We get into discussions of Chiarelli's draft record on here at least once every six month. Sometimes, it ventures back and we discuss the whole sordid history of Bruins drafts going back to 78-80 when, over three drafts, the Bruins collected Secord, Bourque, McCrimmon, Crowder, Krushelnyski, Pederson, Fergus, Kasper, Hillier and Thelven. Ah, the days.
It's interesting in this era because the team is at the top of the league due largely to trades, smart signings, and drafts just before the Chiarelli regime. In other words, it's about the only real hole in Chiarelli's resume. You have to wonder why, don't you?
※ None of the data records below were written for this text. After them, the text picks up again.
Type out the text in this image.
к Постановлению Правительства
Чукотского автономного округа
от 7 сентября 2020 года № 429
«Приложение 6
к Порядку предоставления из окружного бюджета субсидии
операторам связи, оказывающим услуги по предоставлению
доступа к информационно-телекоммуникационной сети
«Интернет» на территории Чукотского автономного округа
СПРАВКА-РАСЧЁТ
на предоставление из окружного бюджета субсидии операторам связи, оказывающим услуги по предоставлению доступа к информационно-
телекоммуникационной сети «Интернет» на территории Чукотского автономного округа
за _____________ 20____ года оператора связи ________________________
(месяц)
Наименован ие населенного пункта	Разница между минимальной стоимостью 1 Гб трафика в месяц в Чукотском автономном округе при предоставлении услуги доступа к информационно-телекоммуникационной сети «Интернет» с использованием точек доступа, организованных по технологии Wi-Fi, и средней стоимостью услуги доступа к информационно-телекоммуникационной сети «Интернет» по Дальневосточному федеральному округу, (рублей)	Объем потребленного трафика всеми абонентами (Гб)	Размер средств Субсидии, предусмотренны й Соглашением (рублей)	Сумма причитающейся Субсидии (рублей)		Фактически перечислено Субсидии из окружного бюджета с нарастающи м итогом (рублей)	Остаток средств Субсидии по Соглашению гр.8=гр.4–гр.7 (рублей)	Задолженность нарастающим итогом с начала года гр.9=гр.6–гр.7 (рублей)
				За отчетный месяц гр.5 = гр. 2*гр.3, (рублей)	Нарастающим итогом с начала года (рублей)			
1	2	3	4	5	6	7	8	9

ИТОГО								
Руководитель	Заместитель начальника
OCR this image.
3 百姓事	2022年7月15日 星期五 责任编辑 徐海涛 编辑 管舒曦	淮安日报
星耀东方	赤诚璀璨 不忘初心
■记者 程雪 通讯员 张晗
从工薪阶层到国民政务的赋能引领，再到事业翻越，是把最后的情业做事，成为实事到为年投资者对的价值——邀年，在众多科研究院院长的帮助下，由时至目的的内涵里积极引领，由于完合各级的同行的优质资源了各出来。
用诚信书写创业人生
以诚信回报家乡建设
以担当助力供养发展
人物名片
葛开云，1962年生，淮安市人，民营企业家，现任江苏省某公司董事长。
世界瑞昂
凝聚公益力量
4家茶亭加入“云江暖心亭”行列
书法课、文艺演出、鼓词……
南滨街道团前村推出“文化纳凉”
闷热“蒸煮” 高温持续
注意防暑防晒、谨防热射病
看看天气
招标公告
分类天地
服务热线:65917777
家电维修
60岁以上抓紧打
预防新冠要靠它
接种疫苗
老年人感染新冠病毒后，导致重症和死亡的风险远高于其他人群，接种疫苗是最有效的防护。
I mean, you watch the Behind the B footage, and they clearly have some key organizational thinking about what this team looks for in players. I'll cite the argument about Seguin. Chiarelli called him "another one of those 30-35 goal scorers..." and the discussion moved to the idea of trading him as a result. I take that to mean that this regime sees 30-35 goal scorers as bad value for the money you have to pay them. You pay them close to what a 40+ goalscorer gets, but their impact isn't comparably high.
When you hear something like that, you get the sense that they have a very complex set of ideas about what kind of player they want, yet we've consistently seen them miss and sometimes miss badly on draft day. Spooner has now played more games than Hamill did before the final year of his Bruins contract. Fraser will get there with one more game. Caron has played the most games of any Chiarelli pick not named Seguin. Colborne can't make an impact in Calgary. Calgary. But we know all this because it gets rehearsed so often.
What is the issue? Lack of credible scouting? I doubt that, though the second shakeup of Chiarelli's career suggests that may be part of it. Bad risk/reward thinking? Maybe. Hamill seemed like a risk because of his size and the fact that his great offensive year came out of nowhere. Colborne was the big, soft, might not want it kid with great hands. Subban's a goalie, and one who excelled in Jr. on reflexes and athleticism. For most of these guys, there was a potential high reward, but also a good chance they could crash and burn.
I wonder if there's some quality they look for - a quality that would make the kid a good fit in Boston - and that quality is just really hard to judge in an 18 year old kid. Professionalism. Emotional intelligence. That kind of thing. It might explain why they can identify guys like Boychuk and McQuaid and Bartkowski and Krug, but not similarly effective players in the draft.
Maybe that's not it, but rather than the usual "Chia Pete stinks at Drafting" (so far, yes...) I wonder if anyone has any theories on why.